UMI threshold based filtering:
By default, Cell Ranger expects 3000 cells (you can change this in the
arguments of the Cell Ranger command). Cell Ranger takes the top 3000
droplets by UMI counts. It then takes the UMI count at the 99th
percentile of this set of cells. It then divides this number of UMIs by
10 to determine a hard UMI threshold. All droplets with a UMI count
above this threshold are called as cells.

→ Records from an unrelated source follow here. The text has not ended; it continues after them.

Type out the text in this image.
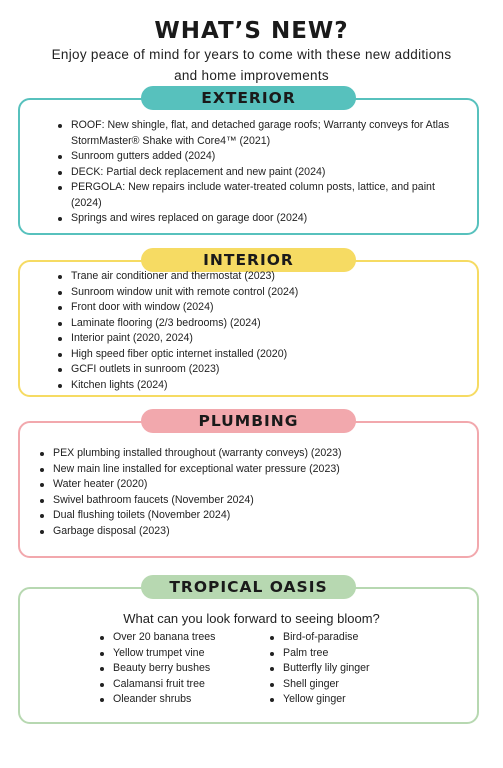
WHAT’S NEW?
Enjoy peace of mind for years to come with these new additions and home improvements
EXTERIOR
ROOF: New shingle, flat, and detached garage roofs; Warranty conveys for Atlas StormMaster® Shake with Core4™ (2021)
Sunroom gutters added (2024)
DECK: Partial deck replacement and new paint (2024)
PERGOLA: New repairs include water-treated column posts, lattice, and paint (2024)
Springs and wires replaced on garage door (2024)
INTERIOR
Trane air conditioner and thermostat (2023)
Sunroom window unit with remote control (2024)
Front door with window (2024)
Laminate flooring (2/3 bedrooms) (2024)
Interior paint (2020, 2024)
High speed fiber optic internet installed (2020)
GCFI outlets in sunroom (2023)
Kitchen lights (2024)
PLUMBING
PEX plumbing installed throughout (warranty conveys) (2023)
New main line installed for exceptional water pressure (2023)
Water heater (2020)
Swivel bathroom faucets (November 2024)
Dual flushing toilets (November 2024)
Garbage disposal (2023)
TROPICAL OASIS
What can you look forward to seeing bloom?
Over 20 banana trees
Yellow trumpet vine
Beauty berry bushes
Calamansi fruit tree
Oleander shrubs
Bird-of-paradise
Palm tree
Butterfly lily ginger
Shell ginger
Yellow ginger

Comparison of droplet RNA profile with background:
This algorithm is based on one initially developed in the
dropletUtils
R package. Cell Ranger selects all droplets
with a UMI count of less than 500 (this will usually be 100’s of
thousands). This set of droplets is assumed to definitely not contain
cells and as such any RNA detected is merely background within the media
(due to damaged cells leaking RNA). An RNA profile is derived for this
background. The RNA profile of all droplets with more than 500 UMIs but
less than the hard UMI threshold is then compared to this background
profile. Any droplet with a profile that differs significantly from the
background profile is called as a cell.
A detailed description of the Cell Calling algorithm, along with explanations of the other algorithms used in the alignment and countings steps, can be found on the 10x Cell Ranger pages
The plot below shows a “barcode rank plot”. This is taken from the
Cell Ranger web_summary.html
report.
This plot shows the UMI counts for all droplets, the droplets have been ranked by UMI count and coloured according to whether they have been called as cells or not. The light blue region, indicates a region where some droplets have been called as cells, but other have not - depending on the outcome of the RNA profiling step of the algorithm.